Informasi tentang perkembangan RDA berikut dirangkum dari Frequently Asked Questions (FAQ) di situs JSC AACR.
Pengguna RDA
RDA dibangun atas landasan AACR dan akan merupakan suatu perangkat petunjuk dan instruksi untuk deskripsi (resource description) dan akses yang mencakup semua jenis isi dan media. Standar baru ini dikembangkan terutama untuk perpustakaan, namun JSC berkonsultasi dengan komunitas lain (arsip, musium, penerbit, pendidik, pedagang buku, vendor Integrated Library Systems) supaya RDA searah dengan standar metadata yang digunakan di komunitas tersebut.

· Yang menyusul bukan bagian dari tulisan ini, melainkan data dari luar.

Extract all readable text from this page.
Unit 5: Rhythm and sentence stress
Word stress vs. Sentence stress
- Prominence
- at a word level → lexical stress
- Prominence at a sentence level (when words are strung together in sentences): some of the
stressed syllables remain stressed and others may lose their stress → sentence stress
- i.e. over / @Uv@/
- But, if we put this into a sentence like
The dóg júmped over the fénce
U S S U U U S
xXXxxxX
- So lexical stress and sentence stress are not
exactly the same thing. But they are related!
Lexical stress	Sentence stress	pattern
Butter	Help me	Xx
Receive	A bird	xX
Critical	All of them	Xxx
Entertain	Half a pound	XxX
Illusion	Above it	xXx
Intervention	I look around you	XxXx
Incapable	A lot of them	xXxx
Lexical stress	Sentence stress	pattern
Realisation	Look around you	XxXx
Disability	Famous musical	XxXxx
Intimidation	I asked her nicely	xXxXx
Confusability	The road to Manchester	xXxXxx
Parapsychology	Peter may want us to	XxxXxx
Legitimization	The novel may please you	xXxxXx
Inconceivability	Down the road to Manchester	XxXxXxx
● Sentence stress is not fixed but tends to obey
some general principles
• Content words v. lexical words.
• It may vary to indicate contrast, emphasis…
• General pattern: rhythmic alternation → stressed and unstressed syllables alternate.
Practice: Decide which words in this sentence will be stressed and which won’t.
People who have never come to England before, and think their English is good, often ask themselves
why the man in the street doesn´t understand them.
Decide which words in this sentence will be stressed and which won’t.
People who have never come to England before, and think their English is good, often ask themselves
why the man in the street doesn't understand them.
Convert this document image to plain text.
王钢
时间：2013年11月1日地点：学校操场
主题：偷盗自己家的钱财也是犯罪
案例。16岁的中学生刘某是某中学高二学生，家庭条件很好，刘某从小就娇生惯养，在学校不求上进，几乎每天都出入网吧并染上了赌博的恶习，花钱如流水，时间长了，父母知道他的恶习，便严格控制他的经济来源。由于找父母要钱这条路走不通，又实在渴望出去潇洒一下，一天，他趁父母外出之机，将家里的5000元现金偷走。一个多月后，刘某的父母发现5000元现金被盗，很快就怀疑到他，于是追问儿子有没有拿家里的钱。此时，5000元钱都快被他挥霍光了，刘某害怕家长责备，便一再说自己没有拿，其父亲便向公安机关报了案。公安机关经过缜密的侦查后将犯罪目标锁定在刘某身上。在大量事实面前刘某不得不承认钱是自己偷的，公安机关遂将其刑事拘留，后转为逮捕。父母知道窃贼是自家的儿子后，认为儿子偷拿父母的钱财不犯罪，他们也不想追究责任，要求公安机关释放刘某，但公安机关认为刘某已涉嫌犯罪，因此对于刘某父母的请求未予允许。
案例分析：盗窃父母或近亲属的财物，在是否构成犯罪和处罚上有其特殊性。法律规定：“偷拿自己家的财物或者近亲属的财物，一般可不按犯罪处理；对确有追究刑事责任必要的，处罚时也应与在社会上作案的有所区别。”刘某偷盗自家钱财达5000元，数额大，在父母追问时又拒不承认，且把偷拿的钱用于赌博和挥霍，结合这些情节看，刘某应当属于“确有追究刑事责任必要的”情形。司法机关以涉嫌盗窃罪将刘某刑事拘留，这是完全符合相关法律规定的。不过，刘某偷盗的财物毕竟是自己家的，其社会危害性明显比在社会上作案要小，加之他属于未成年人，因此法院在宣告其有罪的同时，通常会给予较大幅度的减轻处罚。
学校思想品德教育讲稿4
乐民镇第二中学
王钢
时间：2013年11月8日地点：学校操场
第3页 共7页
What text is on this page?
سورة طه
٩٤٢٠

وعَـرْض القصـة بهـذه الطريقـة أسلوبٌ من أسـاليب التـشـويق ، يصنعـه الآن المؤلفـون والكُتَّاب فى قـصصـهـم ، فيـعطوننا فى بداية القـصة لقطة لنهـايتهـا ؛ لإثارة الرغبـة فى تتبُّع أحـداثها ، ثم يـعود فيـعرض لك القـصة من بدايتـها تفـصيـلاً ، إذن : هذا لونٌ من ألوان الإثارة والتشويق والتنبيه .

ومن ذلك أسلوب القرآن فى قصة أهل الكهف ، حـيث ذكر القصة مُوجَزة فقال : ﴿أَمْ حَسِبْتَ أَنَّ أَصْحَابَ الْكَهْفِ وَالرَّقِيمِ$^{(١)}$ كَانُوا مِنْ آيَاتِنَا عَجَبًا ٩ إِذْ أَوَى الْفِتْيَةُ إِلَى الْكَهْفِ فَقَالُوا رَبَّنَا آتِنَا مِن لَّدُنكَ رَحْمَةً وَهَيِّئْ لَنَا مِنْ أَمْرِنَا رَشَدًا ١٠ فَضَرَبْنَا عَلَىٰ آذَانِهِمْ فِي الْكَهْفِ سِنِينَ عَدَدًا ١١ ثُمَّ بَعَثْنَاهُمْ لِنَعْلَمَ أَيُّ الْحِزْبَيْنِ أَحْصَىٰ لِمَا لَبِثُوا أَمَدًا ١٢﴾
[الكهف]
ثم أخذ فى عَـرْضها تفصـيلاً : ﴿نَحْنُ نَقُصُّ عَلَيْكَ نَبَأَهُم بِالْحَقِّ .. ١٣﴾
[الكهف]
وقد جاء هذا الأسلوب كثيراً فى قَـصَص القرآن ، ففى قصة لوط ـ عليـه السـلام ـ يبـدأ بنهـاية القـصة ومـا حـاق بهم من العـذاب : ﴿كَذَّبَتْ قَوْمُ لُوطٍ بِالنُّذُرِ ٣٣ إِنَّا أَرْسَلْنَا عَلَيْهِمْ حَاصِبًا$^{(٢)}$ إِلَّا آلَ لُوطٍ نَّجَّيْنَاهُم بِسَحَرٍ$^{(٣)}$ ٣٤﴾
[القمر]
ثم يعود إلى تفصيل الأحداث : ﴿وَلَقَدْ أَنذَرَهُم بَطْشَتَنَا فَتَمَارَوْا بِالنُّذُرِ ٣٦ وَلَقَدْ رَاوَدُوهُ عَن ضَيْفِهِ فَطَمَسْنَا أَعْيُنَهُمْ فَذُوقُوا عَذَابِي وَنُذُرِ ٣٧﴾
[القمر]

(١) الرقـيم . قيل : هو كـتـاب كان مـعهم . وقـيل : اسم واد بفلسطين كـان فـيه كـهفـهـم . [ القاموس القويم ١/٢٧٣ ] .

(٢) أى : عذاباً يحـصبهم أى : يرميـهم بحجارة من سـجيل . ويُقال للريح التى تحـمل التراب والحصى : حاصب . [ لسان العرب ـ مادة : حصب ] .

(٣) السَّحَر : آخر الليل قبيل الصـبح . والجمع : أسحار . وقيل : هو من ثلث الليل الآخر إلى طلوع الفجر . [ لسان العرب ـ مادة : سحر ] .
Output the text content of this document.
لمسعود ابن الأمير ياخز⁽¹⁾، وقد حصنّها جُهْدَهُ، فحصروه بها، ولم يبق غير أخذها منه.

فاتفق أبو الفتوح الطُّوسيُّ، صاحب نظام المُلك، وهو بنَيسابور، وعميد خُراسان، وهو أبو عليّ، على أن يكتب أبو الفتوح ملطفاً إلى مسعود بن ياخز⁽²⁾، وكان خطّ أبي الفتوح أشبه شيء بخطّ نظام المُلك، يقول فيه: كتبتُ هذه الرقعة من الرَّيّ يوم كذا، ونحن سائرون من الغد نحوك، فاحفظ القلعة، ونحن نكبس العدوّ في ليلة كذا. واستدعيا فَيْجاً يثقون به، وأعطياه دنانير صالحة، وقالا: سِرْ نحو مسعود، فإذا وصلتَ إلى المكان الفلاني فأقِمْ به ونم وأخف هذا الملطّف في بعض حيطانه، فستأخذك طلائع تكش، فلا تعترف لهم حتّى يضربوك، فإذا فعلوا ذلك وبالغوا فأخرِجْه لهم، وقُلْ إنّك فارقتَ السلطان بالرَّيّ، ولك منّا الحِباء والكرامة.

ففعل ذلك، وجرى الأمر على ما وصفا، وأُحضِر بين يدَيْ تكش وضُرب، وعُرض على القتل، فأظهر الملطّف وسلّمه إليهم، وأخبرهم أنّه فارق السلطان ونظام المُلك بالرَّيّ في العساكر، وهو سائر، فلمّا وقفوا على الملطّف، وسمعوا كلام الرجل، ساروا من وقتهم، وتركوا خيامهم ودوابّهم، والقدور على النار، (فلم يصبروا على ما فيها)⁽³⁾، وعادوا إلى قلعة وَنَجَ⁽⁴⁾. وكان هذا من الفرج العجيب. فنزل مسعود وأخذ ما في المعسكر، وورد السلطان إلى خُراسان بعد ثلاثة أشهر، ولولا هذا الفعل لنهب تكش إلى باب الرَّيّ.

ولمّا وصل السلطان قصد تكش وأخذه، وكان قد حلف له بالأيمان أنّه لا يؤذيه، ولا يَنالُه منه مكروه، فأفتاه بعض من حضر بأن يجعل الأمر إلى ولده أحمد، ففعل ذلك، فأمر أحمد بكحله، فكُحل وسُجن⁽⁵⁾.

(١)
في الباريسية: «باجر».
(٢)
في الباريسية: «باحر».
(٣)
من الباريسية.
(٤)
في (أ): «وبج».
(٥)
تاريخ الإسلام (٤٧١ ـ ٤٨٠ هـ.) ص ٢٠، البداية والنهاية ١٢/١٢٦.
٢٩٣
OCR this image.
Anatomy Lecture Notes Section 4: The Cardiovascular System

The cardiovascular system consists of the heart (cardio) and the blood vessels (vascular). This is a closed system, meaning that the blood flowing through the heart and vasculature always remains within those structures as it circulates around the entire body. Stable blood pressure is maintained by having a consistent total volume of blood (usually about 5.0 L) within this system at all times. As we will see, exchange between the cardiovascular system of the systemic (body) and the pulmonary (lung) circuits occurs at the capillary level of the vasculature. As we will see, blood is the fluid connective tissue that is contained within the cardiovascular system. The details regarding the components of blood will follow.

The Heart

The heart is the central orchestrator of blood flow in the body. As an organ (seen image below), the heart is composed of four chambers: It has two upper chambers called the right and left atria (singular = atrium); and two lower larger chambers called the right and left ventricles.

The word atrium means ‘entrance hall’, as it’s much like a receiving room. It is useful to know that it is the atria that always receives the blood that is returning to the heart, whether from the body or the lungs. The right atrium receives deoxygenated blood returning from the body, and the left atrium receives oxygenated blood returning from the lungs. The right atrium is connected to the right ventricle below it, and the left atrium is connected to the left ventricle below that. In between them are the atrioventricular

Hubungan antara RDA dan draft Statement of International Cataloguing Principles
Saat ini IFLA sedang merevisi Paris Principles tahun 1961, jadi RDA dan revisi berlangsung pada waktu yang sama. RDA dan revisi Paris Principles merupakan dua projek yang terpisah, namun apa yang sedang dikerjakan dilakukan dengan saling memperhatikan, sebab kedua projek masih terkait. Antara JSC dan IFLA memang terdapat hubungan kerjasama formal, yang diperkuat oleh struktur keanggotaan dalam kelompok kerja masing-masing. Misalnya: anggota JSC berpartisipasi dalam rangkaian pertemuan pertama para pakar pengatalogan dan masih tetap berpartisipasi dalam penyusunan Statement of International Cataloguing Principles.
FRBR dan hubungannya dengan RDA
FRBR adalah akronim Functional Requirements for Bibliographic Records. FRBR dikembangkan oleh suatu Study Group IFLA (192-1997), dan IFLA masih tetap memonitor aplikasi FRBR dan mempromosikan penggunaannya.
FRBR mencakup suatu model konseptual yang terdiri atas entitas, hubungan, dan atribut-atribut, dan mengidentifikasi sasaran spesifik yang harus terpenuhi oleh cantuman bibliografi agar bermanfaat pengguna, yaitu: menemukan, mengidentifikasi, menyeleksi, mendapatkan. Keempat kegiatan ini dalam terminologi FRBR disebut “user tasks”. FRBR merekomendasikan sekelompok unsur yang harus ada dalam cantuman bibliografi nasional.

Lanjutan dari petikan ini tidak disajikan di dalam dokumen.